Bessent: frecciata a Fed?
La questione dei tassi di interesse riguarda molto da vicino anche Bitcoin e il mondo crypto – dato che si ritiene, a buon diritto, che una politica monetaria espansiva avrà dei riflessi positivi sugli asset risk-on – ovvero gli asset che interessano chi ha appetito per il rischio.

Il tema è stato discusso su queste pagine più volte: Fed è spaccata (tra chi vuole tagli e chi non li vuole a dicembre) – con parte della spaccatura che dipende da un’opera incessante di attacco da parte della Casa Bianca e con almeno tre membri votanti (Miran, Bowman e Waller) che sono perfettamente allineati con i desiderata della Casa Bianca.
Le previsioni dettate dai mercati sulla prossima scelta di Fed sono cambiate molto rapidamente nel corso degli ultimi giorni. Prima è tornato in vantaggio il no ai tagli – complici certe dichiarazioni (principalmente di Collins) – poi dopo l’apertura di Williams (storicamente vicino a Powell) le previsioni si sono invertite di nuovo.

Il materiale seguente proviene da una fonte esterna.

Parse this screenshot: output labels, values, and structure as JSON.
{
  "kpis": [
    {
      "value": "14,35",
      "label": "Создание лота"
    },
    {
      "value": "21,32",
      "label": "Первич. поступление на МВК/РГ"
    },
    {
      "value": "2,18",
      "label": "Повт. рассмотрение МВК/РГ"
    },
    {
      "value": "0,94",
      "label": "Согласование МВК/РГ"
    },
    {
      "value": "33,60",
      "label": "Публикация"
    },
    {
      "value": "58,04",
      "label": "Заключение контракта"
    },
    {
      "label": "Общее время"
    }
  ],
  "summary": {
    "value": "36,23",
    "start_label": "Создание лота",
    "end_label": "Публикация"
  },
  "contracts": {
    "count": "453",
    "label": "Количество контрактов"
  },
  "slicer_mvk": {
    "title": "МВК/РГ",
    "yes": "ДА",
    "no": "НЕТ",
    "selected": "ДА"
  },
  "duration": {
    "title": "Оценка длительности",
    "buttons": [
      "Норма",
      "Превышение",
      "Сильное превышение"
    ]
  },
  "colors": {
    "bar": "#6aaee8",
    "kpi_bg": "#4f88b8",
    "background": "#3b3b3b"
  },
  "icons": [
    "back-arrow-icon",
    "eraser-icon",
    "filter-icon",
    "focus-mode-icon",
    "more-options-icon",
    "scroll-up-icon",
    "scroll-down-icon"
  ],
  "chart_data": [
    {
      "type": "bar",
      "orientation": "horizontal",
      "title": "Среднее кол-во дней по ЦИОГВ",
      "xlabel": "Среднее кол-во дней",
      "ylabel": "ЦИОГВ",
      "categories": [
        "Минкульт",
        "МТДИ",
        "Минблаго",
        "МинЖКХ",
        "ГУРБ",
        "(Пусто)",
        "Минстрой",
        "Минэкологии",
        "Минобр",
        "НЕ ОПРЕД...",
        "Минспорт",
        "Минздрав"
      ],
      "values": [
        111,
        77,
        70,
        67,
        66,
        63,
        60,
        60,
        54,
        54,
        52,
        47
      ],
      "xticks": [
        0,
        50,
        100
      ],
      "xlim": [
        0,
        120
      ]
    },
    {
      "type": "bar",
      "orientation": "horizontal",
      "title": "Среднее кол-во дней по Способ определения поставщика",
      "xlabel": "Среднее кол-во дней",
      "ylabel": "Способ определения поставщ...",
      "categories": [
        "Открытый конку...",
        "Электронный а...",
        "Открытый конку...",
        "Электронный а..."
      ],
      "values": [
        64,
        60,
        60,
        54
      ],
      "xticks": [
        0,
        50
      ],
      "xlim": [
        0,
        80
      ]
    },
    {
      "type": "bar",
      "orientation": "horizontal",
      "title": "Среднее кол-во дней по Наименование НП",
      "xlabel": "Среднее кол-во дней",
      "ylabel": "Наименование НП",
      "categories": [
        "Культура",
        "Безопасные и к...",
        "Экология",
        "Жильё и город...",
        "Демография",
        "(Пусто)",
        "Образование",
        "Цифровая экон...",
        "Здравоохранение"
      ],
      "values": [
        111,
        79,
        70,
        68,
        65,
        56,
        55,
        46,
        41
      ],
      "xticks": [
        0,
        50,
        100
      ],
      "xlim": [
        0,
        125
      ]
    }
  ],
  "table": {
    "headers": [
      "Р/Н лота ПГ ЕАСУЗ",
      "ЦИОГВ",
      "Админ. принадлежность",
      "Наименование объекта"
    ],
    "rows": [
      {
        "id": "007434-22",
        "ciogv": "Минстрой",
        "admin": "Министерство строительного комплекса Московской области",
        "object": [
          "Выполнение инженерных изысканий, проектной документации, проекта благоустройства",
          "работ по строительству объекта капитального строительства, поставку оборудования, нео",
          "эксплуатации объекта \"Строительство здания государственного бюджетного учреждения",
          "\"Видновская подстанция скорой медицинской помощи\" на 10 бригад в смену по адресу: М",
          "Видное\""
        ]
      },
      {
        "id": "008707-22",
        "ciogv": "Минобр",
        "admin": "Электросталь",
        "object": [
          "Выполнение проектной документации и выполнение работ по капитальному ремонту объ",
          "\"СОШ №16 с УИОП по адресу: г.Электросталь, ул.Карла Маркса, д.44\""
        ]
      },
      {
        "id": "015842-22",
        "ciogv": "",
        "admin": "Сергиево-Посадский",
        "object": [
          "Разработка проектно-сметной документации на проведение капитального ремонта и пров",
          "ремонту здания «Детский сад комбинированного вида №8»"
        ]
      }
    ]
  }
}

È una situazione comunque poco stabile – e che vedrà probabilmente altri capovolgimenti di fronte da qui all’appuntamento del 10 gennaio – così come dovrebbe essere evidente dai rapporti che indichiamo qui.
In questo senso vanno interpretate le ultime parole di Bessent, che ha parlato di recessione che è limitata ai settori che sono maggiormente sensibili ai tassi di interesse elevati, indirettamente attribuendone la colpa a una Fed e a un Jerome Powell che sarebbero, almeno secondo Donald Trump, in ritardo.
Il segnale vero
Il segnale vero è che le pressioni continueranno anche nei prossimi giorni e nelle prossime settimane. Tutto questo verso un presidente di Fed, Jerome Powell, che non sempre ha dimostrato di avere la forza (anche politica) di essere indipendente.
In una situazione del genere, come abbiamo avuto a scrivere più volte su queste pagine, sembrerebbe difficile vedere una Fed titubante sui tagli a dicembre, per quanto per ora appaia come spaccata.
Il conto è 5 a 5 per ora, con 2 (Powell e Jefferson) che non si sono ancora espressi pubblicamente. Vanno però tenute in considerazione due questioni: la prima è che la maggioranza che emergerà condizionerà gli altri – e quindi difficilmente ci si presenterà in conferenza stampa raccontando di un 7-5.
La seconda è che il voto di Powell, pur avendo un valore identico agli altri, sarà molto più condizionante.